FOCUSer.net has been bambarded with lots of comment spams lately. As many members do not check their emails regularly for comment notifications, many spam messages were left there for a day or two. I have been tuning the Apache server configuration to block out spam bots, but many of them still manage to slip through by supplying “real” user-agent and referrer information. I can’t block by IP’s either, as they seem to be coming from everywhere – probably from virus infected zombie PC’s.
So I fell back to the mighty MT BlackList, and tried to manually add offending domains to the black list. But the effort was in vain – all of them have different domains! One way to stop spamming is to reduce the commercial viability of the spammers, based on the principle that if they can’t make profit, they will stop. Black listing domains has been an implementation of that principle, assuming that the spammers cannot have unlimited supply of domains, as registration new domains on TLD costs money…

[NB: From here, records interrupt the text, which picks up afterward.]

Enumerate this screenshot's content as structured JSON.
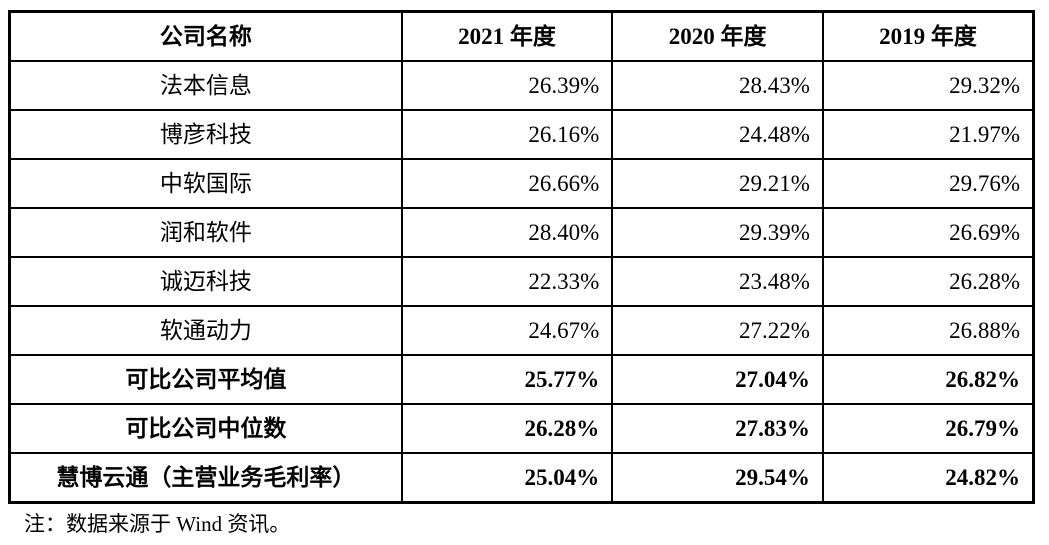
{
  "table": {
    "columns": [
      "公司名称",
      "2021 年度",
      "2020 年度",
      "2019 年度"
    ],
    "rows": [
      {
        "name": "法本信息",
        "values": [
          "26.39%",
          "28.43%",
          "29.32%"
        ]
      },
      {
        "name": "博彦科技",
        "values": [
          "26.16%",
          "24.48%",
          "21.97%"
        ]
      },
      {
        "name": "中软国际",
        "values": [
          "26.66%",
          "29.21%",
          "29.76%"
        ]
      },
      {
        "name": "润和软件",
        "values": [
          "28.40%",
          "29.39%",
          "26.69%"
        ]
      },
      {
        "name": "诚迈科技",
        "values": [
          "22.33%",
          "23.48%",
          "26.28%"
        ]
      },
      {
        "name": "软通动力",
        "values": [
          "24.67%",
          "27.22%",
          "26.88%"
        ]
      },
      {
        "name": "可比公司平均值",
        "values": [
          "25.77%",
          "27.04%",
          "26.82%"
        ]
      },
      {
        "name": "可比公司中位数",
        "values": [
          "26.28%",
          "27.83%",
          "26.79%"
        ]
      },
      {
        "name": "慧博云通（主营业务毛利率）",
        "values": [
          "25.04%",
          "29.54%",
          "24.82%"
        ]
      }
    ]
  },
  "note": "注：数据来源于 Wind 资讯。",
  "colors": {
    "border": "#000000",
    "text": "#000000",
    "background": "#ffffff"
  }
}
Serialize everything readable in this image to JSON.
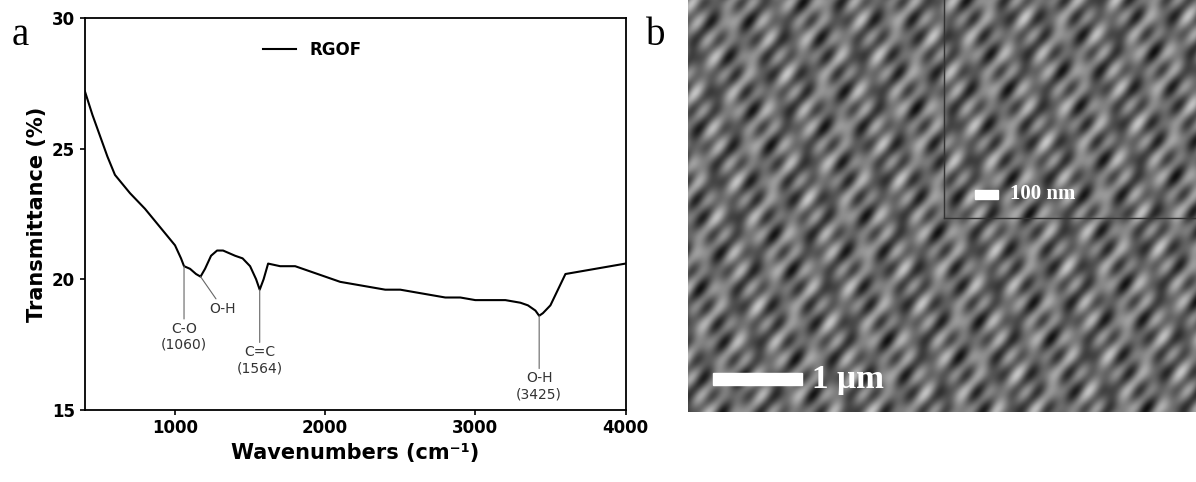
{
  "chart_data": [
    {
      "type": "line",
      "panel_label": "a",
      "x_label": "Wavenumbers (cm⁻¹)",
      "y_label": "Transmittance (%)",
      "xlim": [
        400,
        4000
      ],
      "xticks": [
        1000,
        2000,
        3000,
        4000
      ],
      "ylim": [
        15,
        30
      ],
      "yticks": [
        15,
        20,
        25,
        30
      ],
      "legend": "upper center",
      "grid": false,
      "series": [
        {
          "name": "RGOF",
          "color": "#000000",
          "x": [
            400,
            450,
            500,
            550,
            600,
            700,
            800,
            900,
            1000,
            1040,
            1060,
            1100,
            1140,
            1170,
            1200,
            1240,
            1280,
            1320,
            1360,
            1400,
            1450,
            1500,
            1540,
            1564,
            1590,
            1620,
            1700,
            1800,
            1900,
            2000,
            2100,
            2200,
            2300,
            2400,
            2500,
            2600,
            2700,
            2800,
            2900,
            3000,
            3100,
            3200,
            3300,
            3350,
            3400,
            3425,
            3450,
            3500,
            3550,
            3600,
            3700,
            3800,
            3900,
            4000
          ],
          "values": [
            27.2,
            26.3,
            25.5,
            24.7,
            24.0,
            23.3,
            22.7,
            22.0,
            21.3,
            20.8,
            20.5,
            20.4,
            20.2,
            20.1,
            20.4,
            20.9,
            21.1,
            21.1,
            21.0,
            20.9,
            20.8,
            20.5,
            20.0,
            19.6,
            20.0,
            20.6,
            20.5,
            20.5,
            20.3,
            20.1,
            19.9,
            19.8,
            19.7,
            19.6,
            19.6,
            19.5,
            19.4,
            19.3,
            19.3,
            19.2,
            19.2,
            19.2,
            19.1,
            19.0,
            18.8,
            18.6,
            18.7,
            19.0,
            19.6,
            20.2,
            20.3,
            20.4,
            20.5,
            20.6
          ]
        }
      ],
      "annotations": [
        {
          "text": "C-O\n(1060)",
          "x": 1060,
          "y": 20.5
        },
        {
          "text": "O-H",
          "x": 1170,
          "y": 20.1
        },
        {
          "text": "C=C\n(1564)",
          "x": 1564,
          "y": 19.6
        },
        {
          "text": "O-H\n(3425)",
          "x": 3425,
          "y": 18.6
        }
      ]
    },
    {
      "type": "image",
      "panel_label": "b",
      "scale_bar": "1 μm",
      "inset_scale_bar": "100 nm"
    }
  ]
}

Until some registrars started to offer free .info domains for one year. When the news hit the street over 2 months ago, I initially thought that the idea was interesting – you can register up to 20 .info domains for free. Who would want to register that many second-level domains with only 1 year expiry, other than the evil domain squatters? But apparently spammers, who represent another form of evil on the Internet, have found a new application on these free domains – to defeat the black list.
That is exactly what has been happening. Many spam-bot generated comment spams over the last couple of days were pointing to many weird but unique .info domains. There is no way that I can block every single one of them with MT BlackList, especially when they can quickly register new ones at no cost!
At the end, I am very tempted to just block the entire .info domain from leaving comments on FOCUSer.net, since over the last 2 years no one has ever commented on these blogsites with a .info domain, other than the comment spammers. We’ll see.
Oh I hate comment spams!
I heard that with MT-Blacklist you can block comments based on their contents. So you can ban comments that contain certain words/phrases, or ban the URLs that they’ve been posting so that they can’t post them anymore. And if you get spams with new URLs you can do a Search & De-Spam, which is easier than deleting them one by one.
my vote is with blocking the whole .info domain …
My idea, not yet implemented is:
- Have comments form in a popup window… (I know the controversy… hey, popup can be used for good)…
- Have
By looking at the log, spam bots actually reads in the page, and spam your mt-comments.cgi subsequently.
Have popup does not help, as all POST requests still have to go through mt-comments.cgi. Encode the whole page into Javascript might trick the spambot, but it also limits who can read your pages (search engines, archivers, etc). There are plug-ins that adds extra authentication to prove that you are indeed a human, like image text. However, it does not work against a human spammer on the other side of the net – could reduce his rate of spamming through. All these would require updating of everyone’s templates though, which is not ideal.
But I’ll suggest everyone turning on their MT-BlackList setting – at least it would block majority of them.
And just for information only, I’ve looked up the number of .info domains used for referral spamming so far this month (which is less than 5 days), and there are 227 unique .info domains being used! Yuk.